Cortesía fuente anóma

El aula que alguna vez vibró con ideas ahora permanece en silencio. La pizarra sigue colgada, todavía con las huellas de una ecuación incompleta. En la silla del fondo, un estudiante dejó una nota doblada: “Profe, gracias por enseñarnos a pensar”.

Jairo Andrés Acevedo ya no está.

No fue por jubilación ni por voluntad propia. Fue un traslado administrativo, sí. Pero, como suele pasar en los países donde las decisiones pequeñas cargan significados inmensos, fue mucho más que eso. Fue una manera elegante “y profundamente violenta” de castigar la diferencia, de marginar el pensamiento crítico, de apagar una voz que desentonaba con el coro institucional.

Durante años, el profesor Acevedo fue una figura incómoda. No porque fallara en sus deberes —al contrario—, sino porque insistía en hacer de sus clases un acto de resistencia contra la mediocridad. Enseñaba ciencia como quien siembra una revolución: con paciencia, con método y con un amor terco por la verdad. Su aula era un centro de innovación no oficial, donde estudiantes de barrios vulnerables aprendían a mirar el mundo con ojos propios, a hacer preguntas difíciles, a no aceptar el “siempre ha sido así” como respuesta.

Pero ese tipo de docencia no se premia.
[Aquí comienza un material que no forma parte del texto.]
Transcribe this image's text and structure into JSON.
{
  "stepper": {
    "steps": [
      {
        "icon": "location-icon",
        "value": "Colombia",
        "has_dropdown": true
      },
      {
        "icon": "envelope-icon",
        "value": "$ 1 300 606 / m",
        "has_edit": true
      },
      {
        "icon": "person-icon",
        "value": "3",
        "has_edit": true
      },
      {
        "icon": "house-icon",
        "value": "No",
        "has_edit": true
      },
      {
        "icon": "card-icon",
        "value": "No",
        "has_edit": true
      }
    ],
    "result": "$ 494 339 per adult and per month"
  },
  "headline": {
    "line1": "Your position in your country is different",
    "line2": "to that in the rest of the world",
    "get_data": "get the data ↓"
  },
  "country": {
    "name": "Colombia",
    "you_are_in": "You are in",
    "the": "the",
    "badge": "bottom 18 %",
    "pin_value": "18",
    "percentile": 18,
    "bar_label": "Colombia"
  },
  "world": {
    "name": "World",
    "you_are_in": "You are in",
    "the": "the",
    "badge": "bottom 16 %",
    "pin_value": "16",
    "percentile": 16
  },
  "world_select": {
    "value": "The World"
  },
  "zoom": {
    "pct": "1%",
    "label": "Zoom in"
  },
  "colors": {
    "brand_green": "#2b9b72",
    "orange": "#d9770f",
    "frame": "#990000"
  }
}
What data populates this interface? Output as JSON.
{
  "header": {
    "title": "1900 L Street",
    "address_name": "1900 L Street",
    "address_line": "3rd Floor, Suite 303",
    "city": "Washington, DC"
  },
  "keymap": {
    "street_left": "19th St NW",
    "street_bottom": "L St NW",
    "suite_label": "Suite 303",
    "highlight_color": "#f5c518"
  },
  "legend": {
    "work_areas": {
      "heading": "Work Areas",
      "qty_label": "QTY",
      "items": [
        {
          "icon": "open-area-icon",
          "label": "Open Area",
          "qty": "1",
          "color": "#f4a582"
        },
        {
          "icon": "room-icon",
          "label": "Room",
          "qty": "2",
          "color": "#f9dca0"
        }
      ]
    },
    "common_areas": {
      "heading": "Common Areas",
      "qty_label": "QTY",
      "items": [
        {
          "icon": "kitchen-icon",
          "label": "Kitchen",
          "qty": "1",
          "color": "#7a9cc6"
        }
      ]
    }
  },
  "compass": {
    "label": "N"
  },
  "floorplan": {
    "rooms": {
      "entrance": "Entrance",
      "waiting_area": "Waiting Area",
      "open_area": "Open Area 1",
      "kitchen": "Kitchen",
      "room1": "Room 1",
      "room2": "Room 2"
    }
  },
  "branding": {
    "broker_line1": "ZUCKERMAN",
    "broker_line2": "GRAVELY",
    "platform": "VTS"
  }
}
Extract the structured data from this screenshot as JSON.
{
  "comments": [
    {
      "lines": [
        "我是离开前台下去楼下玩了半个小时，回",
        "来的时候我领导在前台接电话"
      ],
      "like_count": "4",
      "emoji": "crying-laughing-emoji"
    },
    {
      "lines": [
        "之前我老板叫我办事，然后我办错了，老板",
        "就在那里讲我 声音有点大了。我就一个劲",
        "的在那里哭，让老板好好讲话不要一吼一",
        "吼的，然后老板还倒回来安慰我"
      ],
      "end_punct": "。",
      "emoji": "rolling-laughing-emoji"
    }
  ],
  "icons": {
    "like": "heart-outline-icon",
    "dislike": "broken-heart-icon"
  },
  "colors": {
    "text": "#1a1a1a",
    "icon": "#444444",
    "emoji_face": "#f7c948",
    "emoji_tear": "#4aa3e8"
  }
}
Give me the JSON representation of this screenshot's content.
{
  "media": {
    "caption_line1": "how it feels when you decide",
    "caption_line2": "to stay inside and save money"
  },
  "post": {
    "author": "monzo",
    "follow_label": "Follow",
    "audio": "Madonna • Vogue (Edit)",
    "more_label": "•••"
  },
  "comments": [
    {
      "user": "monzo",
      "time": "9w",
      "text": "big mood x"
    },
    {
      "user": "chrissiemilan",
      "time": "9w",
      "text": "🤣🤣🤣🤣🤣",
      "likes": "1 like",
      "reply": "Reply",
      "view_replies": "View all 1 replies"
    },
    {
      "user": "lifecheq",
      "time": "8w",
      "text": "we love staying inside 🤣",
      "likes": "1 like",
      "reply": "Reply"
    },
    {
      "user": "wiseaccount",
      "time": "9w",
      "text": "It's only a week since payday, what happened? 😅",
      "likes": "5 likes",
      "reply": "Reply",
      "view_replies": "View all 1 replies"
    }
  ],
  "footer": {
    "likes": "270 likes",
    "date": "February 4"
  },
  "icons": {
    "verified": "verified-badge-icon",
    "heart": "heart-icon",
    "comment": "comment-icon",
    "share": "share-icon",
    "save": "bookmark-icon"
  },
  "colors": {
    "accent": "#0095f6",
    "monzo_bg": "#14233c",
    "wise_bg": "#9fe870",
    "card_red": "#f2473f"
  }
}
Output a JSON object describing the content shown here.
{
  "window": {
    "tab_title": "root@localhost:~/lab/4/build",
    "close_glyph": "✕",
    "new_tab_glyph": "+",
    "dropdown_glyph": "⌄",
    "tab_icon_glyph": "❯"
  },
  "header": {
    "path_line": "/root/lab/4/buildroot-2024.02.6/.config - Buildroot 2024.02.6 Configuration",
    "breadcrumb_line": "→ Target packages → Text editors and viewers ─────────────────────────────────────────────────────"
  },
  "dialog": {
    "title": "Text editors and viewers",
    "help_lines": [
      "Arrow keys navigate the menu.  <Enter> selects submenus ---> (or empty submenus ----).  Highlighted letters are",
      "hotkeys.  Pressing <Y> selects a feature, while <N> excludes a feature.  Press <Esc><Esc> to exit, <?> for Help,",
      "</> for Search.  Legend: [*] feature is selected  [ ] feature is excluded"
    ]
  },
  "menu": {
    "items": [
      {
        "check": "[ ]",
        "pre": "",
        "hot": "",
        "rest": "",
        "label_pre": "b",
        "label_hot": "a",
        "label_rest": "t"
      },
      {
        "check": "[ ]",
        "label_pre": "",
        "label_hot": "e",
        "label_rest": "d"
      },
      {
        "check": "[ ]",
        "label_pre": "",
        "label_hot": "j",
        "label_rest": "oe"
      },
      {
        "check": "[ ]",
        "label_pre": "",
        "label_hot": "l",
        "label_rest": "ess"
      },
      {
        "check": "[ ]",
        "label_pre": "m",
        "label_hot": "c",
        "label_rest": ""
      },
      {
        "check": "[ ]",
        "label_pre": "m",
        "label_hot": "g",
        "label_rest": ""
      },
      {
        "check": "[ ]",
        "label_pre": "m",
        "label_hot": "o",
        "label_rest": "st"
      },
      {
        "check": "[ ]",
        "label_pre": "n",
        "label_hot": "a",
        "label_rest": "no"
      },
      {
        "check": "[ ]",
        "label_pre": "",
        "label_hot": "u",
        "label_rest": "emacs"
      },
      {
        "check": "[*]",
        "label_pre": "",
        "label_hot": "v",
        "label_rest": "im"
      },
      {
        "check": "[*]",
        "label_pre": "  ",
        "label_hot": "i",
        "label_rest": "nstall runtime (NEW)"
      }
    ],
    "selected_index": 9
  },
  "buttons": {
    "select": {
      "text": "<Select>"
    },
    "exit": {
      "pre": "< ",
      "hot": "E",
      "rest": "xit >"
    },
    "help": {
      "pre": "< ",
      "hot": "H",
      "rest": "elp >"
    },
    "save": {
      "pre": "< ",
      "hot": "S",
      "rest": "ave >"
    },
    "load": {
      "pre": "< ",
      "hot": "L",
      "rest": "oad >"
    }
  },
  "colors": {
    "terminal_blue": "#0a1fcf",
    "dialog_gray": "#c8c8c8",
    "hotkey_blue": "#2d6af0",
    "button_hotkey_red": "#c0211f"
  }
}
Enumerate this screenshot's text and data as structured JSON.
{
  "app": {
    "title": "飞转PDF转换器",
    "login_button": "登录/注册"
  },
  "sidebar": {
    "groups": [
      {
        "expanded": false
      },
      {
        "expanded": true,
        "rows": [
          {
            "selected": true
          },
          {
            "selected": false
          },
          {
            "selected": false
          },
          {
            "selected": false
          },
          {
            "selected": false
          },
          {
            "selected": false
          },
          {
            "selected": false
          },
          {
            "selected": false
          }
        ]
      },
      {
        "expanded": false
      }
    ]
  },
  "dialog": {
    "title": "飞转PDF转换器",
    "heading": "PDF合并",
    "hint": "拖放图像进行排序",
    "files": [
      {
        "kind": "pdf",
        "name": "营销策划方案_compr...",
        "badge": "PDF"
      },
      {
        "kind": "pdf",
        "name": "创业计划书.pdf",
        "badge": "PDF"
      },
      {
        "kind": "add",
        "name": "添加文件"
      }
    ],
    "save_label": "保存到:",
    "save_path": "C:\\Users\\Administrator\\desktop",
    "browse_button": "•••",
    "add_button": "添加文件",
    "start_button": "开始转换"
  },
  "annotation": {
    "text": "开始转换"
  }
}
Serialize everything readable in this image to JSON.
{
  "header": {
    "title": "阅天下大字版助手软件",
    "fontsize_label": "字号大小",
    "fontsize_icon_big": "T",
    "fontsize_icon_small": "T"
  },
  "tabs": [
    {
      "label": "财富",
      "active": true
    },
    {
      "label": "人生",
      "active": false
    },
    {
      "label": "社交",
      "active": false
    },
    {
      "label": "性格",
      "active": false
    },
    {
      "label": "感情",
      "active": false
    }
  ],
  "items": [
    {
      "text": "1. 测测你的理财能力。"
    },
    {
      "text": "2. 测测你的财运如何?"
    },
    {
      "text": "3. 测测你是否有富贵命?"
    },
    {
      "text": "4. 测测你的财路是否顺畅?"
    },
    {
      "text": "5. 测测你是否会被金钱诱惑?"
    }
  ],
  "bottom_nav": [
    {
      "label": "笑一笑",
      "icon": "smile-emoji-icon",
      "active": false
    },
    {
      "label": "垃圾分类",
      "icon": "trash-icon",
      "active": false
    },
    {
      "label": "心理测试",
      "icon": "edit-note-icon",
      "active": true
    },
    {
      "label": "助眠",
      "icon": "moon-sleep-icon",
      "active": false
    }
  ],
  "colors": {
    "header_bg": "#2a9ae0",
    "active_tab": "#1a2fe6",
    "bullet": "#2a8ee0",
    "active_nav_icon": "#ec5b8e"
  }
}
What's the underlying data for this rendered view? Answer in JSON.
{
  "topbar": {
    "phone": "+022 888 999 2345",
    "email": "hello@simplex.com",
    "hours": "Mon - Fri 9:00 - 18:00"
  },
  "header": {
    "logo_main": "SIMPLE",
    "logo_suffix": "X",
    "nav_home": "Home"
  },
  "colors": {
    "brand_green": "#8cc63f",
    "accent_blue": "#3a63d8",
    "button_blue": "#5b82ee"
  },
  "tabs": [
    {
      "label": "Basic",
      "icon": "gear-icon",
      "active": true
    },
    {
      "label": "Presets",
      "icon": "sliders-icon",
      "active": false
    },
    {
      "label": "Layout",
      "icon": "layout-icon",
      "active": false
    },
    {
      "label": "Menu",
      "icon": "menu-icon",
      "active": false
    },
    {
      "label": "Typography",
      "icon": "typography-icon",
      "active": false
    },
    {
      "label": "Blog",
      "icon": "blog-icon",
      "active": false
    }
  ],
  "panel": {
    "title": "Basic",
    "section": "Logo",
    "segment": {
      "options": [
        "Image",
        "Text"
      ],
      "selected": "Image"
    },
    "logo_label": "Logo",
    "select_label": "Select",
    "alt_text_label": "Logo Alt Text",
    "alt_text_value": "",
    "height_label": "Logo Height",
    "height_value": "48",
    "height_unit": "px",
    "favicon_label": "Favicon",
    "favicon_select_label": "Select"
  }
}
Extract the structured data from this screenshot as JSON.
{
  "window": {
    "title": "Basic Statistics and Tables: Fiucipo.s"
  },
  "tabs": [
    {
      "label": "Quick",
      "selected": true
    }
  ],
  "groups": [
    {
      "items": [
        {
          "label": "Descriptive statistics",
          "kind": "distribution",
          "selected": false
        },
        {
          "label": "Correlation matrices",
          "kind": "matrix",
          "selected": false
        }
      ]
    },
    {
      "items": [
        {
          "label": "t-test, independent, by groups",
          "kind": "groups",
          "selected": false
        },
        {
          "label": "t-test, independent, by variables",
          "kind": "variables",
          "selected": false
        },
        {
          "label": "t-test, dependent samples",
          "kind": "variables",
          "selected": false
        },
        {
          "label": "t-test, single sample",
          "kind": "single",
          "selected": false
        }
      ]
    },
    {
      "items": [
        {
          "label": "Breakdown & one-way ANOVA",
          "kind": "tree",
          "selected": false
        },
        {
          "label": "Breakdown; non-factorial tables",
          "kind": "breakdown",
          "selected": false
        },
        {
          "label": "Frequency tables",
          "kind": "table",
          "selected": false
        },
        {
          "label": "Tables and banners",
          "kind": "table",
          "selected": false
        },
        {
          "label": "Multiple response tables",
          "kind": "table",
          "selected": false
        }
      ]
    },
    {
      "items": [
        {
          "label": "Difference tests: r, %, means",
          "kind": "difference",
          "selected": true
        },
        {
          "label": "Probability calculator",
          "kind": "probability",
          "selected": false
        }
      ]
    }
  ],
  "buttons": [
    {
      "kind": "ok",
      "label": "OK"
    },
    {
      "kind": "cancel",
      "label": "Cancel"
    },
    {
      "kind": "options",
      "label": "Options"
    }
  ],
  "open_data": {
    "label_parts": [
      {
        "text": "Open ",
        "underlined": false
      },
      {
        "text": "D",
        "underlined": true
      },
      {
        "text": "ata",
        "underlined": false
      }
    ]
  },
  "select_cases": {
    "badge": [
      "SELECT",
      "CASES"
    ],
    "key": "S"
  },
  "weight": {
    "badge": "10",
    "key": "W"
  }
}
Se tolera... hasta que deja de ser conveniente.

La administración educativa local decidió trasladarlo. Lo hizo sin una justificación pedagógica clara, sin una evaluación previa, sin diálogo. Lo hizo con la frialdad con la que se firma una orden para mover muebles. Solo que esta vez, el mueble era un ser humano. Un educador. Un símbolo.

En una ciudad con visión de futuro, el profesor Acevedo estaría liderando un laboratorio educativo, asesorando políticas públicas, entrenando a nuevas generaciones de docentes. En Armenia, fue removido como si fuera una molestia, un ruido que hay que silenciar para que la maquinaria de lo habitual siga su curso.

“Esto no es sobre mí -dice el profesor, sentado en la cafetería de una biblioteca pública-”. Es sobre lo que representa. ¿Qué mensaje se da a los jóvenes cuando se sanciona a quien los invita a pensar diferente?”

La pregunta flota en el aire, como una lección sin respuesta.

Mientras tanto, la ciudad sigue avanzando con sus obras públicas, sus planes de desarrollo, sus discursos de modernidad. Pero olvida que ninguna infraestructura salva a una sociedad que margina a sus pensadores. El desarrollo verdadero —ese que transforma vidas, que construye ciudadanía, que siembra esperanza— comienza en las aulas. Y las aulas, sin ciencia ni dignidad, son apenas cascarones vacíos.

Lo que ocurrió con Jairo Acevedo no es una anécdota menor. Es un síntoma. Uno que exige revisar con urgencia las prácticas que están convirtiendo a la escuela pública en un territorio hostil para quienes se atreven a educar desde la ética y el pensamiento crítico.

Porque sin ciencia no hay innovación.
Sin dignidad no hay respeto.
Y sin educación crítica no hay país posible.